A Snowstorm and an Idea
On February 16, 1978, in Chicago, two computer hobbyists—Ward Christensen and Randy Suess—launched something that would change how people communicate forever. It was called CBBS: the Computerized Bulletin Board System. It was the first of its kind.
The idea had formed during a particularly harsh Chicago winter. A blizzard had buried the city. The Chicago Area Computer Hobbyists’ Exchange (CACHE), a club Christensen and Suess belonged to, couldn’t meet in person. They needed a way to share information without leaving their homes.
Christensen had already written a protocol for transferring files over phone lines—XMODEM, which would become a standard for years. Now he and Suess adapted it for something different: a digital bulletin board where users could leave messages for others to read later.
How It Worked
CBBS ran on an S-100 bus computer with a 64KB memory bank and an 8-inch floppy disk drive. A single Hayes Smartmodem, screaming at 300 bits per second, connected the machine to the phone line. One line. One user at a time.
If you wanted to use CBBS, you dialed the number and hoped. If the line was busy, you tried again. And again. If you got through, you could read messages, leave replies, or upload files. Then you disconnected so someone else could have a turn.

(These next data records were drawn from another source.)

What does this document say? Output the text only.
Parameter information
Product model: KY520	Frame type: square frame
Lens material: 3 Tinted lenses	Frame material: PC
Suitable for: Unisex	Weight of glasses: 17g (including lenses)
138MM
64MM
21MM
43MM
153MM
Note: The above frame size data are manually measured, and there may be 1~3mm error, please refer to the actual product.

It was primitive. It was slow. It was magical.
The Culture
CBBS created a new kind of community—one defined not by geography but by interest. Early users were mostly computer hobbyists, sharing tips about hardware, software, and programming. But the concept spread rapidly. By the early 1980s, thousands of BBS systems had sprung up across America.
Each BBS was its own world, run by a “sysop” (system operator) who set the rules, curated the content, and decided who belonged. Some were general interest; others focused on specific topics—ham radio, gaming, politics, or the emerging art of digital graphics. Users adopted handles instead of real names. Online personas were born.
The Echoes
CBBS was the ancestor of everything that followed: Usenet, internet forums, AOL, social media. The DNA of Facebook, Twitter, Reddit, and Discord can all be traced back to that Chicago basement in 1978, where two guys built a system for leaving messages on a computer.
The conventions of BBS culture persist today: screen names, threaded conversations, file sharing, online etiquette (and the violation of it). The thrill of connecting with a stranger across distance. The anxiety of waiting for a response. The drama of online communities.
The Legacy
Ward Christensen and Randy Suess didn’t patent their idea. They shared it freely. By 1995, at the peak of the BBS era, there were an estimated 60,000 systems worldwide, serving millions of users. The internet eventually eclipsed dial-up BBS systems, but for nearly two decades, they were the primary way ordinary people experienced networked communication.
Randy Suess passed away in 2019. Ward Christensen is still recognized as a pioneer of digital communication. On February 16, 1978, they didn’t know they were building the foundation for a revolution. They were just solving a problem: how to stay connected when the snow was too deep to go outside.
One computer. One phone line. One message at a time. And the world was never the same.